Oliver Sartor, MD, is the Laborde Professor of Cancer Research at Tulane School of Medicine in New Orleans. He was a co-principal investigator and senior author on three Phase 3 trials leading to the FDA approval of new drugs for metastatic castration-resistant prostate cancer (mCRPC).
These include the randomized trial with samarium-153 EDTMP in bone-metastatic prostate cancer, the TROPIC trial, which compared cabazitaxel and mitoxantone (both in combination with prednisone), and a trial comparing radium-223 with placebo. Radium-223 was approved in May 2013 for the treatment of mCRPC with symptomatic bone metastases and no visceral disease.
In the spirit of Prostate Cancer Awareness Month, we spoke with Dr. Sartor about the recent growth in the armamentarium for treating mCRPC.
Can you review the recent evolution of pharmacotherapy for patients with mCRPC?
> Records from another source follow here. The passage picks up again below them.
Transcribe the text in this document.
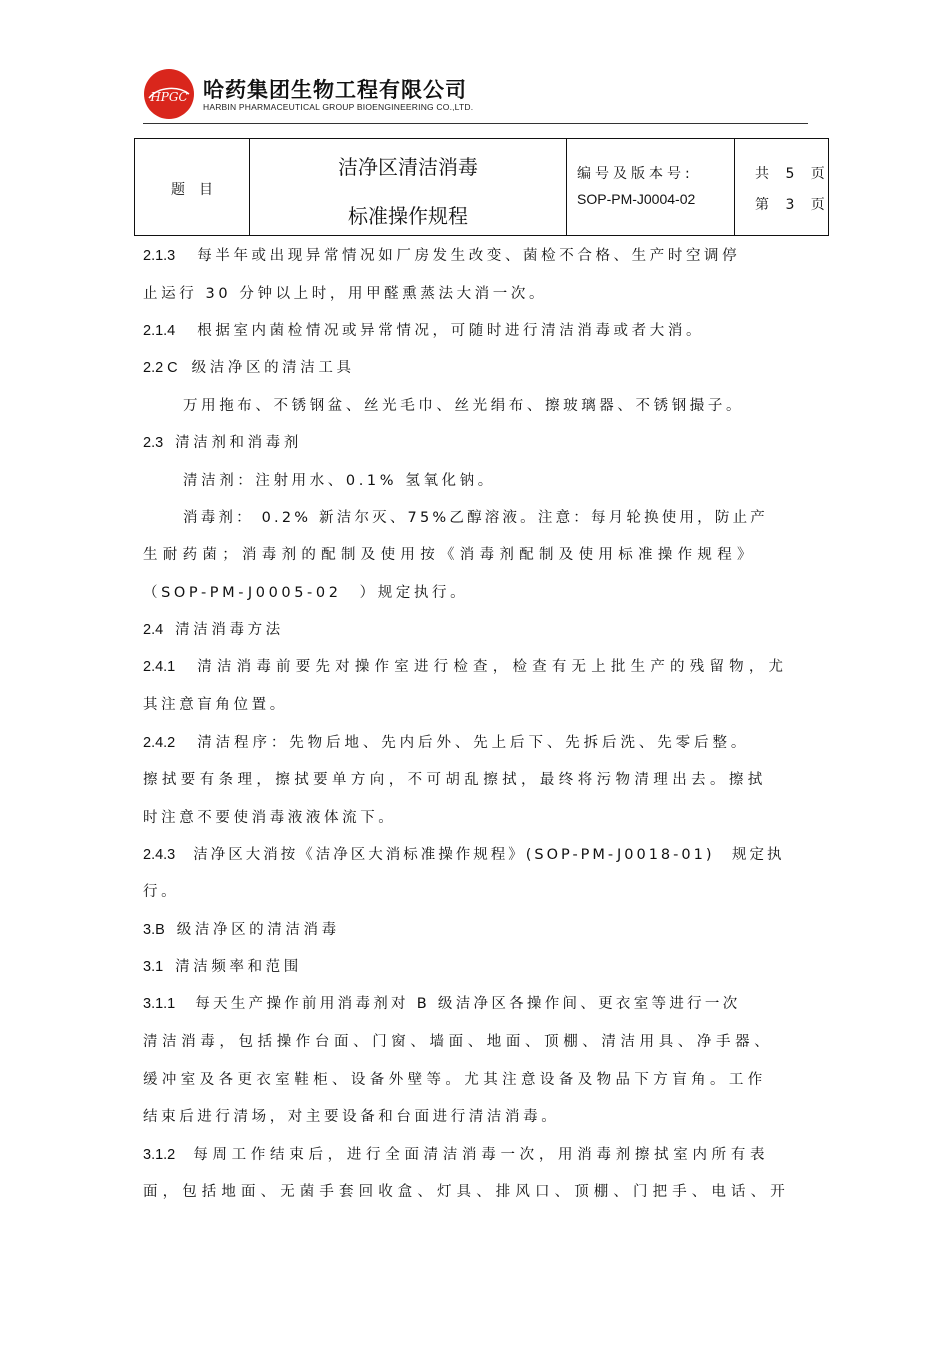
HPGC 哈药集团生物工程有限公司
HARBIN PHARMACEUTICAL GROUP BIOENGINEERING CO.,LTD.
题目
洁净区清洁消毒
标准操作规程
编号及版本号:
SOP-PM-J0004-02
共 5 页
第 3 页
2.1.3 每半年或出现异常情况如厂房发生改变、菌检不合格、生产时空调停
止运行 30 分钟以上时，用甲醛熏蒸法大消一次。
2.1.4 根据室内菌检情况或异常情况，可随时进行清洁消毒或者大消。
2.2 C 级洁净区的清洁工具
万用拖布、不锈钢盆、丝光毛巾、丝光绢布、擦玻璃器、不锈钢撮子。
2.3 清洁剂和消毒剂
清洁剂：注射用水、0.1% 氢氧化钠。
消毒剂： 0.2% 新洁尔灭、75%乙醇溶液。注意：每月轮换使用，防止产
生耐药菌；消毒剂的配制及使用按《消毒剂配制及使用标准操作规程》
（SOP-PM-J0005-02　）规定执行。
2.4 清洁消毒方法
2.4.1 清洁消毒前要先对操作室进行检查，检查有无上批生产的残留物，尤
其注意盲角位置。
2.4.2 清洁程序：先物后地、先内后外、先上后下、先拆后洗、先零后整。
擦拭要有条理，擦拭要单方向，不可胡乱擦拭，最终将污物清理出去。擦拭
时注意不要使消毒液液体流下。
2.4.3 洁净区大消按《洁净区大消标准操作规程》(SOP-PM-J0018-01)　规定执
行。
3.B 级洁净区的清洁消毒
3.1 清洁频率和范围
3.1.1 每天生产操作前用消毒剂对 B 级洁净区各操作间、更衣室等进行一次
清洁消毒，包括操作台面、门窗、墙面、地面、顶棚、清洁用具、净手器、
缓冲室及各更衣室鞋柜、设备外壁等。尤其注意设备及物品下方盲角。工作
结束后进行清场，对主要设备和台面进行清洁消毒。
3.1.2 每周工作结束后，进行全面清洁消毒一次，用消毒剂擦拭室内所有表
面，包括地面、无菌手套回收盒、灯具、排风口、顶棚、门把手、电话、开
Dr. Sartor: The first agent to prolong survival was docetaxel, which was used in combination with prednisone. That was FDA approved in 2004. When that happened, the world was divided into the pre-docetaxel space and post-docetaxel space, and several of the trials that were subsequently conducted were actually conducted specifically in the post-docetaxel space.
The first of these post-docetaxel trials was the TROPIC trial, which compared cabazitaxel/prednisone with mitoxantrone/prednisone. The trial found that cabazitaxel was better in terms of overall survival. That established cabazitaxel as the first “second-line therapy” post-docetaxel.
The next trial that was specifically performed in the post-docetaxel space was COU-AA-301. That was with abiraterone/prednisone which also had a survival advantage. That led to the approval of abiraterone in 2011. The next trial that was specifically conducted in the post-docetaxel space was the AFFIRM trial with enzalutamide, which was approved in 2012 (also with an overall survival benefit).
One recent trial that was specifically done in the pre-docetaxel space was COU-AA-302, also with abiraterone/prednisone. The drug was approved by the FDA for use pre-docetaxel. Now abiraterone is approved both pre- and post-docetaxel.
Radium-223 was approved in May 2013 for use in patients with symptomatic bone metastases and no known visceral disease regardless of their prior exposure to docetaxel. In a trial, radium-223 was associated with prolonged survival both in patients who received prior treatment with docetaxel and those who did not.
Sipuleucel-T was FDA approved in 2010 in the context of asymptomatic or minimally symptomatic patients.
Who will be prescribing or administering these medications to men with metastatic castration-resistant prostate cancer?
Dr. Sartor: There are very few urologists in the world who will really be managing these patients all the way through. The chemotherapy agents docetaxel and cabazitaxel will be administered by medical oncologists.
The oral agents such as abiraterone and enzalutamide may well be commonly prescribed by urologists, or medical oncologists, and either can infuse sipuleucel-T, which is straightforward.
Radium-223 has to be administered by somebody qualified to handle radiation, which is going to be a nuclear medicine physician or radiation oncologist.
In studies, treatment with these new agents is associated with a median survival benefit of four to five months. But do some patients live substantially longer than others?
Dr. Sartor: Yes, and this is because various parameters such as lactate dehydrogenase (LDH), alkaline phosphatase, hemoglobin, and PSA are prognostic factors that influence survival. Pain also influences survival. If you have no pain, you live longer than if you do have pain.
In addition, if you have a good performance status, you live longer than if you don’t. If you do not have visceral disease, you have a longer survival than if you do. So if we have a patient with elevated LDH, visceral disease, and poor performance status, that patient is not going to be long lived.
On the other hand, if they are asymptomatic, have good performance status, and have only bone metastases, it’s clear that patient is going to be living a good while longer.
What about using the drugs in sequence and in combination?
Dr. Sartor: We are currently in the sequencing era. But I don’t think, 10 years from now, we’re going to be in a sequencing era. We’re going to learn how to combine these agents. Right now, combination therapy with the new agents is pretty minimal.
In recent studies in which abiraterone was given after enzalutamide, the responses to abiraterone post-enzalutamide have been very disappointing. Studies also have looked at giving docetaxel after abiraterone, with equivocal results.
One small trial shows a reasonable response rate, and another small trial shows a diminished response rate. And one trial looking at abiraterone first and then enzalutamide found diminished responses to enzalutamide.
It appears that there is a fair amount of cross-resistance between abiraterone and enzalutamide. Whichever one you use first, it’s probably going to be pretty active. Whichever one you use second, it’s not going to be that active.